楚子漠愣住了。
他看出來陸茗煙一直都有心事,他想過很多次,陸茗煙到底是怎么了,卻是不得章法。
長久的不確定和猜疑聚集在他的心里,才有了今天這么一場爆發。
可是他還來不及讓心里的噪怒發酵,就被接踵而來的心疼給打亂。
他聽懂了陸茗煙的意思,他擁有著無人能企及的談判手段,三句話定乾坤是他的拿手好戲。
可是在陸茗煙這里,他不知道該說些什么。
要怎么告訴你能和你在一起才是我這輩子最大的成功,我的愛人?
楚子漠在原地待了一會,才慢慢地走上前去,俯下身,他伸過手去,將陸茗煙慢慢,慢慢地摟進了懷里。
陸茗煙沒有掙脫,卻也沒有回抱,就那樣的靠在他的懷里,閉著眼睛,淚珠大顆大顆地從眼角滾出來,砸在他的襯衣上,瞬間就暈開一片水漬,卻像是落在了他的心上,讓他陡然疼的指尖都在抖。
我還能給她什么?
我還能給她什么,讓她能明白放棄是我這輩子都不會做的事情?
楚子漠垂著眼睛想著,無數的話兜轉在胸口,卻沒有哪一句能夠成功的說出口。
“煙煙,如果你做不到自己的期望,那就努力地,讓我滿意吧。”楚子漠沉默了半晌,第一句話,才終于說出口。
他單膝跪在地上,將陸茗煙完全地抱在了懷里,“你需要什么樣的幫助,我都可以送到你的手邊,所以,即便是再難,再苦,都為了我,干好你想干的事情。

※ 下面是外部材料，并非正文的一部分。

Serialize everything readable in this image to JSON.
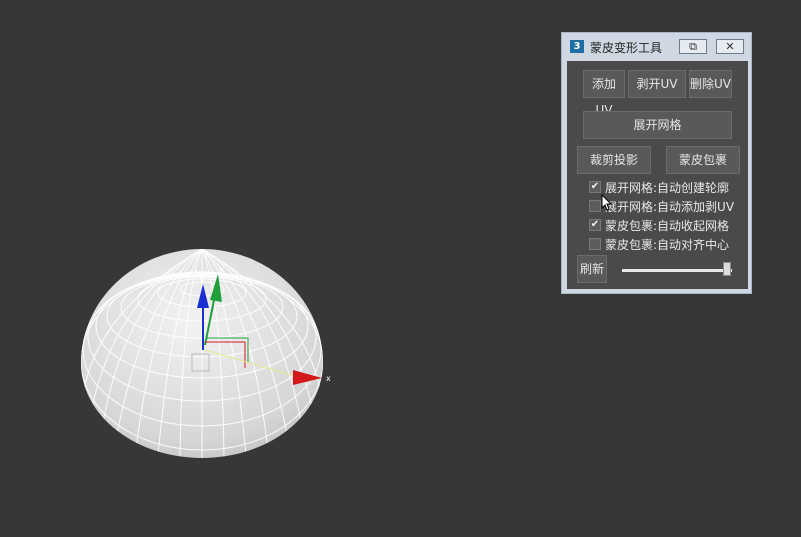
{
  "panel": {
    "app_icon": "3",
    "title": "蒙皮变形工具",
    "restore_icon": "restore-icon",
    "close_icon": "close-icon",
    "buttons": {
      "add_uv": "添加UV",
      "peel_uv": "剥开UV",
      "delete_uv": "删除UV",
      "unfold_mesh": "展开网格",
      "crop_project": "裁剪投影",
      "skin_wrap": "蒙皮包裹",
      "refresh": "刷新"
    },
    "options": [
      {
        "label": "展开网格:自动创建轮廓",
        "checked": true
      },
      {
        "label": "展开网格:自动添加剥UV",
        "checked": false
      },
      {
        "label": "蒙皮包裹:自动收起网格",
        "checked": true
      },
      {
        "label": "蒙皮包裹:自动对齐中心",
        "checked": false
      }
    ],
    "slider_value": 0.95
  },
  "colors": {
    "viewport_bg": "#373737",
    "panel_bg": "#cfd8e2",
    "panel_body": "#4a4a4a",
    "gizmo_x": "#d21a1a",
    "gizmo_y": "#1fa03a",
    "gizmo_z": "#1a2fd2"
  }
}
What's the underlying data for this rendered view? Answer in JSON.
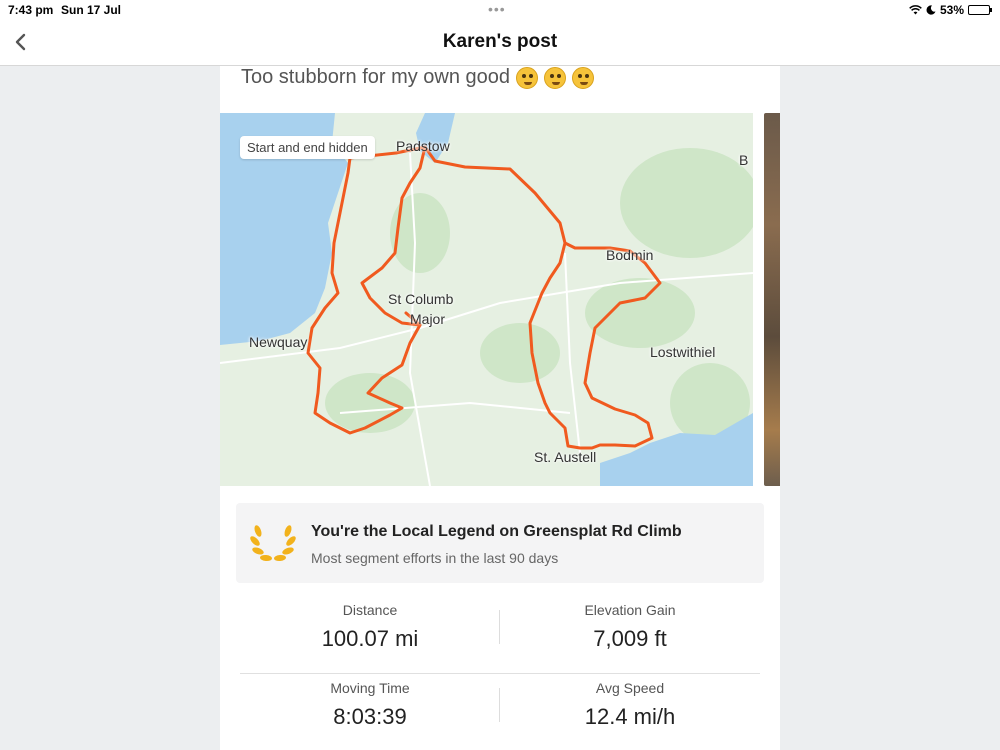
{
  "status_bar": {
    "time": "7:43 pm",
    "date": "Sun 17 Jul",
    "battery": "53%",
    "battery_level": 0.53
  },
  "nav": {
    "title": "Karen's post",
    "back_icon": "chevron-left-icon"
  },
  "post": {
    "caption": "Too stubborn for my own good",
    "emojis": [
      "flushed-face-icon",
      "zany-face-icon",
      "joy-face-icon"
    ]
  },
  "map": {
    "privacy_label": "Start and end hidden",
    "route_color": "#f05a1f",
    "places": {
      "padstow": "Padstow",
      "bodmin": "Bodmin",
      "st_columb": "St Columb",
      "major": "Major",
      "newquay": "Newquay",
      "lostwithiel": "Lostwithiel",
      "st_austell": "St. Austell",
      "edge": "B"
    }
  },
  "legend": {
    "title": "You're the Local Legend on Greensplat Rd Climb",
    "subtitle": "Most segment efforts in the last 90 days",
    "icon": "laurel-icon",
    "accent": "#f2b21c"
  },
  "stats": [
    {
      "label": "Distance",
      "value": "100.07 mi"
    },
    {
      "label": "Elevation Gain",
      "value": "7,009 ft"
    },
    {
      "label": "Moving Time",
      "value": "8:03:39"
    },
    {
      "label": "Avg Speed",
      "value": "12.4 mi/h"
    }
  ]
}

”
“把你的評判資格交給我,讓我,來決定,你是否合格,是否優秀。”
陸茗煙怔然地抬眼去看他,楚子漠卻并沒有覺察到。他伸手摸了摸陸茗煙的長發,微微垂首在小小的發旋處落下了一個吻,“你可以做到的,煙煙,我知道。”
在心理學上,有一種調節心理的方法,被稱為“代償轉移法”。
當一個人不能達到確定的目標而受到逆境時,可以用另一種目標來代替,或通過另一種活動,來彌補心理的創傷,驅散內心的優愁、痛苦,增強前進的信心和勇氣,這就是代償轉移法的作用。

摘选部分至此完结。